Rating the album three stars out of five, Timothy Monger of AllMusic called the album "an able, straightforward modern indie rock record" and wrote that the band was at its best on some of the lighter songs on the album, such as "Firelight" and "Waves". However, he noted that "the type of mainstream guitar/synth rock Young the Giant pursue is littered with similar acts, making it tough to rise above the din. Comparisons to stadium-filling bands like Coldplay and Phoenix are not out of line, but there is a general lack of distinction to much of the music on Mind over Matter, suggesting that the band still hasn't discovered its defining characteristics."

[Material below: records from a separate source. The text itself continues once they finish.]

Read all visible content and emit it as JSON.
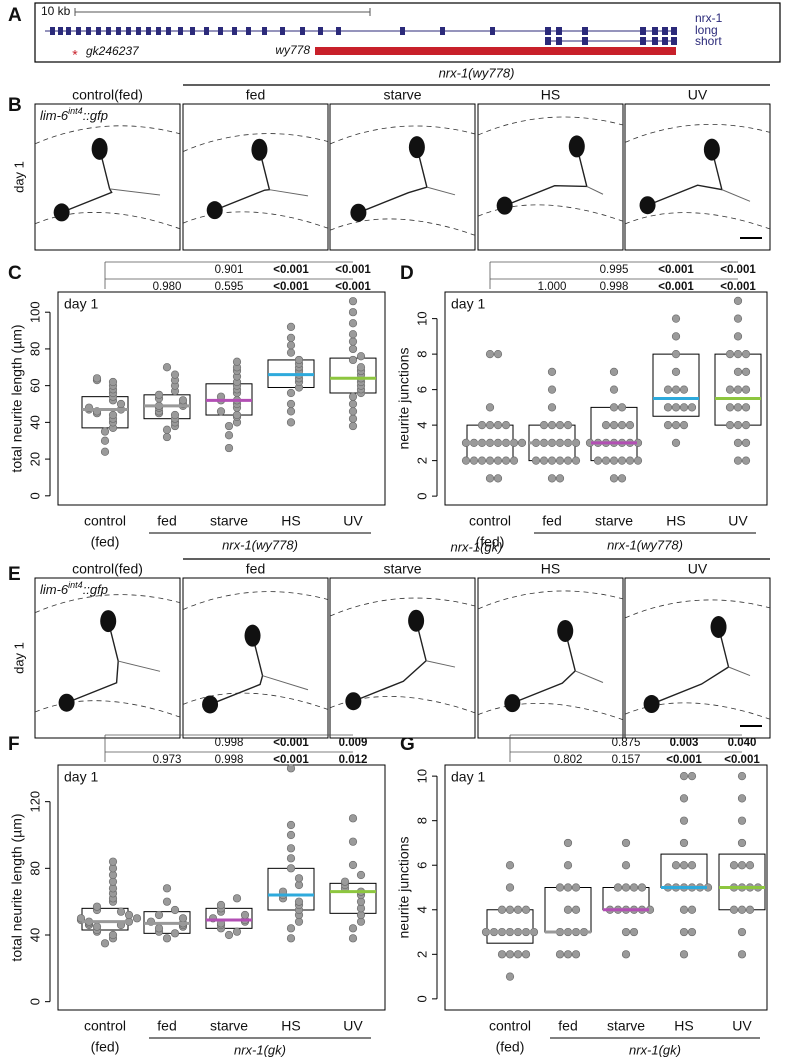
{
  "panel_labels": [
    "A",
    "B",
    "C",
    "D",
    "E",
    "F",
    "G"
  ],
  "gene_diagram": {
    "scale_label": "10 kb",
    "gene": "nrx-1",
    "isoforms": [
      "long",
      "short"
    ],
    "mutation_marker": "*",
    "alleles": [
      "gk246237",
      "wy778"
    ]
  },
  "image_rows": [
    {
      "group_label": "nrx-1(wy778)",
      "columns": [
        "control(fed)",
        "fed",
        "starve",
        "HS",
        "UV"
      ],
      "row_label": "day 1",
      "reporter": {
        "base": "lim-6",
        "superscript": "int4",
        "suffix": "::gfp"
      }
    },
    {
      "group_label": "nrx-1(gk)",
      "columns": [
        "control(fed)",
        "fed",
        "starve",
        "HS",
        "UV"
      ],
      "row_label": "day 1",
      "reporter": {
        "base": "lim-6",
        "superscript": "int4",
        "suffix": "::gfp"
      }
    }
  ],
  "chart_data": [
    {
      "type": "box",
      "title": "day 1",
      "y_label": "total neurite length (µm)",
      "categories": [
        "control",
        "fed",
        "starve",
        "HS",
        "UV"
      ],
      "category_note": "(fed)",
      "group_label": "nrx-1(wy778)",
      "ylim": [
        -5,
        111
      ],
      "yticks": [
        0,
        20,
        40,
        60,
        80,
        100
      ],
      "q1": [
        37,
        42,
        44,
        59,
        56
      ],
      "median": [
        47,
        49,
        52,
        66,
        64
      ],
      "q3": [
        54,
        55,
        61,
        74,
        75
      ],
      "median_colors": [
        "#999999",
        "#999999",
        "#b24fb4",
        "#2eaadc",
        "#8dc63f"
      ],
      "point_color": "#9a9a9a",
      "points": [
        [
          24,
          30,
          35,
          37,
          40,
          42,
          44,
          45,
          46,
          47,
          47,
          48,
          50,
          52,
          54,
          56,
          58,
          60,
          62,
          63,
          64
        ],
        [
          32,
          36,
          38,
          40,
          42,
          44,
          45,
          46,
          48,
          49,
          49,
          50,
          52,
          53,
          55,
          57,
          60,
          63,
          66,
          70
        ],
        [
          26,
          33,
          38,
          40,
          43,
          44,
          46,
          48,
          50,
          52,
          52,
          54,
          56,
          58,
          60,
          62,
          65,
          68,
          70,
          73
        ],
        [
          40,
          46,
          50,
          56,
          59,
          62,
          64,
          66,
          68,
          70,
          72,
          74,
          78,
          82,
          86,
          92
        ],
        [
          38,
          42,
          46,
          50,
          54,
          56,
          58,
          60,
          62,
          64,
          66,
          68,
          70,
          74,
          76,
          80,
          84,
          88,
          94,
          100,
          106
        ]
      ],
      "p_values": [
        {
          "labels": [
            "0.901",
            "<0.001",
            "<0.001"
          ],
          "bold": [
            false,
            true,
            true
          ]
        },
        {
          "labels": [
            "0.980",
            "0.595",
            "<0.001",
            "<0.001"
          ],
          "bold": [
            false,
            false,
            true,
            true
          ]
        }
      ]
    },
    {
      "type": "box",
      "title": "day 1",
      "y_label": "neurite junctions",
      "categories": [
        "control",
        "fed",
        "starve",
        "HS",
        "UV"
      ],
      "category_note": "(fed)",
      "group_label": "nrx-1(wy778)",
      "ylim": [
        -0.5,
        11.5
      ],
      "yticks": [
        0,
        2,
        4,
        6,
        8,
        10
      ],
      "q1": [
        2,
        2,
        2,
        4.5,
        4
      ],
      "median": [
        3,
        3,
        3,
        5.5,
        5.5
      ],
      "q3": [
        4,
        4,
        5,
        8,
        8
      ],
      "median_colors": [
        "#999999",
        "#999999",
        "#b24fb4",
        "#2eaadc",
        "#8dc63f"
      ],
      "point_color": "#9a9a9a",
      "points": [
        [
          1,
          1,
          2,
          2,
          2,
          2,
          2,
          2,
          2,
          3,
          3,
          3,
          3,
          3,
          3,
          3,
          3,
          4,
          4,
          4,
          4,
          5,
          8,
          8
        ],
        [
          1,
          1,
          2,
          2,
          2,
          2,
          2,
          2,
          3,
          3,
          3,
          3,
          3,
          3,
          4,
          4,
          4,
          4,
          5,
          6,
          7
        ],
        [
          1,
          1,
          2,
          2,
          2,
          2,
          2,
          2,
          3,
          3,
          3,
          3,
          3,
          3,
          3,
          4,
          4,
          4,
          4,
          5,
          5,
          6,
          7
        ],
        [
          3,
          4,
          4,
          4,
          5,
          5,
          5,
          5,
          6,
          6,
          6,
          7,
          8,
          9,
          10
        ],
        [
          2,
          2,
          3,
          3,
          4,
          4,
          4,
          5,
          5,
          5,
          6,
          6,
          6,
          7,
          7,
          8,
          8,
          8,
          9,
          10,
          11
        ]
      ],
      "p_values": [
        {
          "labels": [
            "0.995",
            "<0.001",
            "<0.001"
          ],
          "bold": [
            false,
            true,
            true
          ]
        },
        {
          "labels": [
            "1.000",
            "0.998",
            "<0.001",
            "<0.001"
          ],
          "bold": [
            false,
            false,
            true,
            true
          ]
        }
      ]
    },
    {
      "type": "box",
      "title": "day 1",
      "y_label": "total neurite length (µm)",
      "categories": [
        "control",
        "fed",
        "starve",
        "HS",
        "UV"
      ],
      "category_note": "(fed)",
      "group_label": "nrx-1(gk)",
      "ylim": [
        -5,
        142
      ],
      "yticks": [
        0,
        40,
        80,
        120
      ],
      "q1": [
        43,
        41,
        44,
        55,
        53
      ],
      "median": [
        48,
        47,
        49,
        64,
        66
      ],
      "q3": [
        56,
        54,
        56,
        80,
        71
      ],
      "median_colors": [
        "#999999",
        "#999999",
        "#b24fb4",
        "#2eaadc",
        "#8dc63f"
      ],
      "point_color": "#9a9a9a",
      "points": [
        [
          35,
          38,
          40,
          42,
          43,
          45,
          46,
          46,
          47,
          48,
          48,
          49,
          50,
          50,
          52,
          54,
          55,
          57,
          60,
          62,
          65,
          68,
          72,
          76,
          80,
          84
        ],
        [
          38,
          41,
          42,
          44,
          45,
          46,
          47,
          48,
          50,
          52,
          55,
          60,
          68
        ],
        [
          40,
          42,
          44,
          46,
          47,
          48,
          49,
          50,
          52,
          54,
          56,
          58,
          62
        ],
        [
          38,
          44,
          48,
          52,
          55,
          58,
          60,
          62,
          64,
          66,
          70,
          74,
          80,
          86,
          92,
          100,
          106,
          140
        ],
        [
          38,
          44,
          48,
          52,
          56,
          60,
          64,
          66,
          68,
          70,
          72,
          76,
          82,
          96,
          110
        ]
      ],
      "p_values": [
        {
          "labels": [
            "0.998",
            "<0.001",
            "0.009"
          ],
          "bold": [
            false,
            true,
            true
          ]
        },
        {
          "labels": [
            "0.973",
            "0.998",
            "<0.001",
            "0.012"
          ],
          "bold": [
            false,
            false,
            true,
            true
          ]
        }
      ]
    },
    {
      "type": "box",
      "title": "day 1",
      "y_label": "neurite junctions",
      "categories": [
        "control",
        "fed",
        "starve",
        "HS",
        "UV"
      ],
      "category_note": "(fed)",
      "group_label": "nrx-1(gk)",
      "ylim": [
        -0.5,
        10.5
      ],
      "yticks": [
        0,
        2,
        4,
        6,
        8,
        10
      ],
      "q1": [
        2.5,
        3,
        4,
        5,
        4
      ],
      "median": [
        3,
        3,
        4,
        5,
        5
      ],
      "q3": [
        4,
        5,
        5,
        6.5,
        6.5
      ],
      "median_colors": [
        "#999999",
        "#999999",
        "#b24fb4",
        "#2eaadc",
        "#8dc63f"
      ],
      "point_color": "#9a9a9a",
      "points": [
        [
          1,
          2,
          2,
          2,
          2,
          3,
          3,
          3,
          3,
          3,
          3,
          3,
          4,
          4,
          4,
          4,
          5,
          6
        ],
        [
          2,
          2,
          2,
          3,
          3,
          3,
          3,
          4,
          4,
          5,
          5,
          5,
          6,
          7
        ],
        [
          2,
          3,
          3,
          4,
          4,
          4,
          4,
          4,
          4,
          5,
          5,
          5,
          5,
          6,
          7
        ],
        [
          2,
          3,
          3,
          4,
          4,
          5,
          5,
          5,
          5,
          5,
          5,
          6,
          6,
          6,
          7,
          8,
          9,
          10,
          10
        ],
        [
          2,
          3,
          4,
          4,
          4,
          5,
          5,
          5,
          5,
          6,
          6,
          6,
          7,
          8,
          9,
          10
        ]
      ],
      "p_values": [
        {
          "labels": [
            "0.875",
            "0.003",
            "0.040"
          ],
          "bold": [
            false,
            true,
            true
          ]
        },
        {
          "labels": [
            "0.802",
            "0.157",
            "<0.001",
            "<0.001"
          ],
          "bold": [
            false,
            false,
            true,
            true
          ]
        }
      ]
    }
  ]
}
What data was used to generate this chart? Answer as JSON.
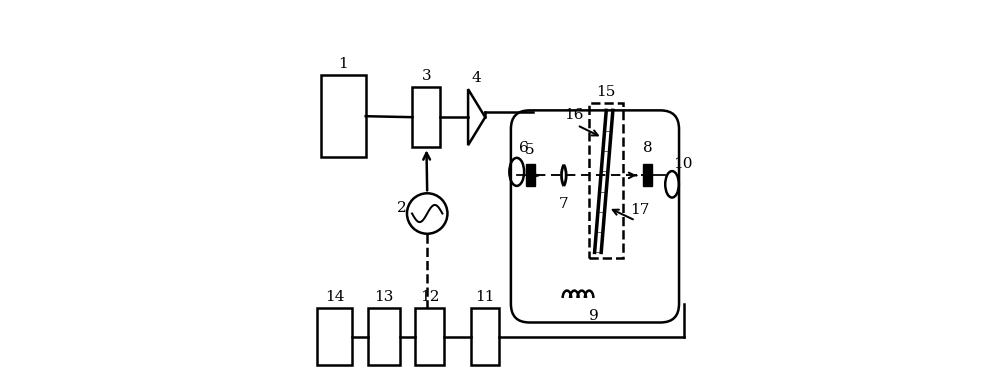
{
  "figsize": [
    10.0,
    3.92
  ],
  "dpi": 100,
  "bg_color": "white",
  "lw": 1.8
}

Kristofer Lenzon for Consequence of Sound wrote that Mind over Matter "documents the metamorphosis of the band from indie darling who could to full-blown arena rock overlords". However, he noted that "all the gloss and shimmer doesn't add to the overall enjoyment of the album, but presents a wavering distraction from the content" and that at times Justin Meldal Johnson's heavy production seems to be trying to compete with the strength of lead singer Sameer Gadhia's vocals: "Virtuosic talents like Gadhia's often sound best when given room to breathe and expand, as on Young the Giants 'God Made Man' or Mind Over Matters 'Firelight', where a simple plucked guitar line and atmospheric tones serve as a platform, not competition for Gadhia. The result is the sweetest and most emotionally impactful song on the record. (...) On an album so choked with production, the simplest moment is its most affecting."

Professional ratings
Aggregate scores
| Source | Rating |
| Metacritic | 67/100 |
Review scores
| Source | Rating |
| AbsolutePunk | 7/10 |
| AllMusic | Star |
| Consequence of Sound | C− |
| Contactmusic | 2/5 |
| The Gazette | Star |
| Rolling Stone | Star |
| Sputnikmusic | 3.7/5 |

== Track listing ==

| No. | Title | Length |
|---|---|---|
| 1. | "Slow Dive" | 0:47 |
| 2. | "Anagram" | 4:54 |
| 3. | "It's About Time" | 3:45 |
| 4. | "Crystallized" | 4:00 |
| 5. | "Mind over Matter" | 4:04 |
| 6. | "Daydreamer" | 3:58 |
| 7. | "Firelight" | 5:33 |
| 8. | "Camera" | 5:12 |
| 9. | "In My Home" | 3:39 |
| 10. | "Eros" | 4:10 |
| 11. | "Teachers" | 3:40 |
| 12. | "Waves" | 4:38 |
| 13. | "Paralysis" | 4:34 |
| Total length: |  | 52:55 |

==Personnel==

- Young the Giant
- Sameer Gadhia – lead and backing vocals, percussion, piano, organ, synthesizer, keyboards
- Jacob Tilley – guitar, Mellotron, synthesizer
- Eric Cannata – guitar, backing vocals
- Payam Doostzadeh – bass guitar, synthesizer
- François Comtois – drums, percussion, backing vocals

- Additional musicians
- Justin Meldal-Johnsen – acoustic guitar, percussion
- Carlos de la Garza – percussion
- Jessica Ramseier – vocals
- Steven Aho – orchestration
- Roger Joseph Manning, Jr. – conducting, string arrangements

- Technical personnel
- Justin Meldal-Johnsen – production, engineering, programming
- Carlos de la Garza – engineering
- David Schwerkolt – engineering
- Mike Schuppan – engineering, engineering assistant
- Dave Schwerkolt – engineering assistant
- Rich Costey – mixing
- Martin Cooke – mixing assistant
- Nicolas Fournier – mixing assistant
- Bo Hill – mixing assistant
- Ted Jensen – mastering
- Mark Obriski – art direction, design
- Matt Wisniewski – collage, cover collage
- David Vincent Wolf – photography

==Charts==

| Chart (2014) | Peak position |
|---|---|
| Canadian Albums (Billboard) | 7 |
| Dutch Albums (Album Top 100) | 32 |
| US Billboard 200 | 7 |
| US Top Rock Albums (Billboard) | 2 |

=== Singles ===

Title: Year; Peak chart positions
US Alt: US Rock
"It's About Time": 2013; 2; 17
"Crystallized": 35; 27
"Mind over Matter": 2014; 15; 31
"—" denotes release that has not charted.